Tide turning against ‘hyper-dilutive’ shipping stock sales

Tide turning against ‘hyper-dilutive’ shipping stock sales

a photo of NASDAQ; shipping stocks face controversy
Several Nasdaq-listed microcap shipping names have conducted highly dilutive offerings. (Photo: Flickr/Sami Keinanen)

Operator: “Your next question is from David Cohen.”

Cohen: “Yes, what is the current plan to destroy stockholder value as you did with Imperial Petroleum?”

StealthGas CEO Harry Vafias: “Next question please.”

Cohen: “What is the plan? …” (Operator hangs up on Cohen.)

That was an exchange during the latest quarterly call of StealthGas (NASDAQ: GASS), whose spinoff Imperial Petroleum (NASDAQ: IMPP) is one of numerous Greek-owned shipping companies that raised millions via dilutive share offerings handled by New York investment bank Maxim Group.

It’s no solace to all the shipping shareholders who’ve already been burned — these offerings decimated share values — but resistance is building, and not just on conference call Q&As.


Ridgebury Tankers CFO Hew Crooks lashed out at Larry Glassberg, Maxim’s co-head of investment banking, on the stage at the Marine Money Week conference in June, alleging in front of a packed house: “What’s being done by your firm in shipping is damaging everybody.”
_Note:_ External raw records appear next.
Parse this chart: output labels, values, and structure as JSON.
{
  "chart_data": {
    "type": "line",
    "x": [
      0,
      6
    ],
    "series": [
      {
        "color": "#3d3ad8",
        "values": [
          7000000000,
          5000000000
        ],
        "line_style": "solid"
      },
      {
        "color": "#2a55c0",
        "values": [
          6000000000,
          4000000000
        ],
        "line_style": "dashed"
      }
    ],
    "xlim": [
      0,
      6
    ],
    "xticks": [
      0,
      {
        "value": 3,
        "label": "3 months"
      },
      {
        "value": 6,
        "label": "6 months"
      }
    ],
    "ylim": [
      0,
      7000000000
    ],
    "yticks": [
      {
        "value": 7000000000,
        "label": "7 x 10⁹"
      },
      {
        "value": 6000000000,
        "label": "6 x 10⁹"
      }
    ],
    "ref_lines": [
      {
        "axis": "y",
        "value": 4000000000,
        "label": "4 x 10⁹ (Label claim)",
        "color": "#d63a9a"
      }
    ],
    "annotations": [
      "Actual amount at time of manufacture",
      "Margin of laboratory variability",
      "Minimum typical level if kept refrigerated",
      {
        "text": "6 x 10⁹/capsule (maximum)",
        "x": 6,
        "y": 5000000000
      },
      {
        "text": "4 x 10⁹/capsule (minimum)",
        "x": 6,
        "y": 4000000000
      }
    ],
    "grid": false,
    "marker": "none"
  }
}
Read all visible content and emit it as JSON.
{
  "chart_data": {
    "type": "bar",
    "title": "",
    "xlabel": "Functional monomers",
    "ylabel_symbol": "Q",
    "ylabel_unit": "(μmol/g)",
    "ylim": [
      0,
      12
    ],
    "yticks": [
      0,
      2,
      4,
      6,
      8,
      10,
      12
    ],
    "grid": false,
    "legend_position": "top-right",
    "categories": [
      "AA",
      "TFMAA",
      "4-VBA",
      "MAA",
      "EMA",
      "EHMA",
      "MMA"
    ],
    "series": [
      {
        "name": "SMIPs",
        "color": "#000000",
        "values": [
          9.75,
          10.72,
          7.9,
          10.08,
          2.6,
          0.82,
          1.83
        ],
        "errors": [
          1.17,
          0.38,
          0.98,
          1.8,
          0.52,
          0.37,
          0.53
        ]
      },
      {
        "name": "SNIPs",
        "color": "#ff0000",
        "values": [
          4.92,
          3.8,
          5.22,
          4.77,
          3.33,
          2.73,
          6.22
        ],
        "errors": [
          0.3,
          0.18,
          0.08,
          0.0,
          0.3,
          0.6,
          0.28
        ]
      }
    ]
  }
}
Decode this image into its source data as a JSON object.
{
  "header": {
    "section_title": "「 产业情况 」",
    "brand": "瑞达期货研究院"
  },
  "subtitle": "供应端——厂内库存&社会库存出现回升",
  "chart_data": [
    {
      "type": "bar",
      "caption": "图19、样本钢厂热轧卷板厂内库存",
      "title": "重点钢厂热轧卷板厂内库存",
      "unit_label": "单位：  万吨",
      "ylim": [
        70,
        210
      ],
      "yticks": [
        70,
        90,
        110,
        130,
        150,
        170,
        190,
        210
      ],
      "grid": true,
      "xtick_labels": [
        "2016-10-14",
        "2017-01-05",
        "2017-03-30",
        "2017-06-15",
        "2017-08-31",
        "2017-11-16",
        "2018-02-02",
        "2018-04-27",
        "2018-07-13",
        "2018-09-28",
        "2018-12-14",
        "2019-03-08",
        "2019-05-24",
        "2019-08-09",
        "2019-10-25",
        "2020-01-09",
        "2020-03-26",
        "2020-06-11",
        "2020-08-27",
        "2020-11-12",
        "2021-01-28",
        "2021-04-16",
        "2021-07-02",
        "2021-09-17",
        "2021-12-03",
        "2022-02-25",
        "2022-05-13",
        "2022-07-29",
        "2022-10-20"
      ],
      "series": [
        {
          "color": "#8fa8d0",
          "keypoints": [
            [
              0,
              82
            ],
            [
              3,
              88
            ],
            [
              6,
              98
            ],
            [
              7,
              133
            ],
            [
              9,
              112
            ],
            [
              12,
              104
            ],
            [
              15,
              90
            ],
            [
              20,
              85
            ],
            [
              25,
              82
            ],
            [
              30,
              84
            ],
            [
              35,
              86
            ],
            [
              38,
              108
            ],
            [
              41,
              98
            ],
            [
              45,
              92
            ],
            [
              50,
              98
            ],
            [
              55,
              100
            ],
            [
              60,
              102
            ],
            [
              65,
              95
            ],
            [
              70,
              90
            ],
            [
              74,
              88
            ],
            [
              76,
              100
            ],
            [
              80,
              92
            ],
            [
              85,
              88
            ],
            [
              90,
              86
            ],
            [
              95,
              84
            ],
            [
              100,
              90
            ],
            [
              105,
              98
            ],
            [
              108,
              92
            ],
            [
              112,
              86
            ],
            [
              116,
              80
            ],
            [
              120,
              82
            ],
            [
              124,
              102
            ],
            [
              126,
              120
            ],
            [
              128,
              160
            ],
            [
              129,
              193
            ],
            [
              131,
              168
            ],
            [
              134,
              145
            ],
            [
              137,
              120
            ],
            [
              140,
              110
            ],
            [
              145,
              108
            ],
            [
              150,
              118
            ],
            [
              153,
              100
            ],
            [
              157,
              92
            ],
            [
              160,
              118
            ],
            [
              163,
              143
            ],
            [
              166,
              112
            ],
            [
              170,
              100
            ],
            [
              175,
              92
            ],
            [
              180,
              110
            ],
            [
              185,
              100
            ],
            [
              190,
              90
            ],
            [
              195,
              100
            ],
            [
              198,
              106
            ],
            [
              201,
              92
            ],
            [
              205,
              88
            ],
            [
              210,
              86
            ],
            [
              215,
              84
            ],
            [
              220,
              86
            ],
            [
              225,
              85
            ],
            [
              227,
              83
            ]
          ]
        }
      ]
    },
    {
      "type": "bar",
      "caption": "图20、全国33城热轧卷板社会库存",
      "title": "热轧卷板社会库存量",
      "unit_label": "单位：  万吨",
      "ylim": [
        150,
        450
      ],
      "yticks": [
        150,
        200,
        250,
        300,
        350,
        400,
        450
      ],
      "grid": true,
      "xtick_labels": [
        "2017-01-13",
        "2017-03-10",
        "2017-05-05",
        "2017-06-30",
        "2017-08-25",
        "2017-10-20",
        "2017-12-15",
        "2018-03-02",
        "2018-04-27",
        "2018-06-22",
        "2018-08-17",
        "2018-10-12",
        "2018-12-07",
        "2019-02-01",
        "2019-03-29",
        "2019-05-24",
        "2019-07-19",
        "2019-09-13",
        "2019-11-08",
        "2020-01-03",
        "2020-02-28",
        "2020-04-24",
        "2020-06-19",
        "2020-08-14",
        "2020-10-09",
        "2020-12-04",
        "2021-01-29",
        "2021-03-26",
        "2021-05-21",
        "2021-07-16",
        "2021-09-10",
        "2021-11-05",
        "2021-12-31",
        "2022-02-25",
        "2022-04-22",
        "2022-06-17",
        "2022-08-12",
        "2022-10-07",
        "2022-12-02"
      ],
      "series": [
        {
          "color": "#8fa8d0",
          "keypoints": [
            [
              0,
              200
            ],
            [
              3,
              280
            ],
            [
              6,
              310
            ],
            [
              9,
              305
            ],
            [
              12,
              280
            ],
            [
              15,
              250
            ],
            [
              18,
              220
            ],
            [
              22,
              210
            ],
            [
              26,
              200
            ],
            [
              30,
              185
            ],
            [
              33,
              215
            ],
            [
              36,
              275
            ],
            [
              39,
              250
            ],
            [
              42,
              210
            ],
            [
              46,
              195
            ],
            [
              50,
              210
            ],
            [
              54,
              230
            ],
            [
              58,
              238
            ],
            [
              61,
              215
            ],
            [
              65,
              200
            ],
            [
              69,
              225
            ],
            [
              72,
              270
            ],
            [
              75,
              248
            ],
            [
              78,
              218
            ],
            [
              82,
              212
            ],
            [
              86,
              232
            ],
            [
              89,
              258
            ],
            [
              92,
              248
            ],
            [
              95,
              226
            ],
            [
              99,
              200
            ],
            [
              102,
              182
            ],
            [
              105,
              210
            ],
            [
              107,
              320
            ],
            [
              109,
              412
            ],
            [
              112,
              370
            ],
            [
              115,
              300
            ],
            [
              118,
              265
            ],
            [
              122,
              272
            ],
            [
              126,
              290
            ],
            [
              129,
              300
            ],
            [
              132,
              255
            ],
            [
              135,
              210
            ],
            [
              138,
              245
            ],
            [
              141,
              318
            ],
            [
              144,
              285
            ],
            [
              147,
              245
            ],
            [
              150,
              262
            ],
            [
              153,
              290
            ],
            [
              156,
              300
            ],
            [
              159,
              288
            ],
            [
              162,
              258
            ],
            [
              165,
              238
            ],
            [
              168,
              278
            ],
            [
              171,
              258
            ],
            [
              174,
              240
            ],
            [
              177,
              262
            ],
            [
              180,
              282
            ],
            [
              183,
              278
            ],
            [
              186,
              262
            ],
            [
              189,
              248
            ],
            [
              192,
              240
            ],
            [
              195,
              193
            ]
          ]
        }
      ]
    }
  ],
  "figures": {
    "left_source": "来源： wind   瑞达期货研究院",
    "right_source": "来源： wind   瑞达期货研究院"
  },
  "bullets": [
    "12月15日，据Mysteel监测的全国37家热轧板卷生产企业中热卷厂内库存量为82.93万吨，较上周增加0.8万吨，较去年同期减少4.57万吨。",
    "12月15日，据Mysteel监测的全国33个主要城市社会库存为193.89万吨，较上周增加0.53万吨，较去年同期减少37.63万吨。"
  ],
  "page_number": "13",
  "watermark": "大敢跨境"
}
Activist shareholders are now in motion. Galloway Capital is targeting Imperial Petroleum. Greek shipping magnate George Economou is going after Performance Shipping (NASDAQ: PSHG) and OceanPal (NASDAQ: OP), two other companies that have done controversial stock offerings.

The Securities and Exchange Commission has initiated legal or administrative proceedings against two of the players that have been involved in dilutive shipping share sales, including Maxim Group on Friday.

SEC censures Maxim

The SEC imposed sanctions on Maxim, including a small $800,000 civil penalty, a censure and a cease-and-desist on future violations. Maxim consented to the penalties without admitting or denying the SEC’s findings.

The SEC determined that Maxim violated securities laws on execution of short sales and submission of suspicious activity reports (SARs) from “at least January 2018 through January 2019.”

There’s no mention of shipping shares, or any specific stocks, in the SEC statements on Maxim. The SARs violations were related to over-the-counter (OTC) stocks, whereas shipping microcaps trade on Nasdaq. The SEC said Maxim failed to investigate suspicious activity that “may be indicative of … pumps and dumps and other manipulative activity.”

The short-sales violations were not specifically linked to OTC stocks. The SEC said Maxim was not “locating” shares prior to effecting short sales. When selling stocks short, investors have to borrow the shares they sell, and get a “locate” from their broker-dealer confirming they can borrow enough shares to short the stock.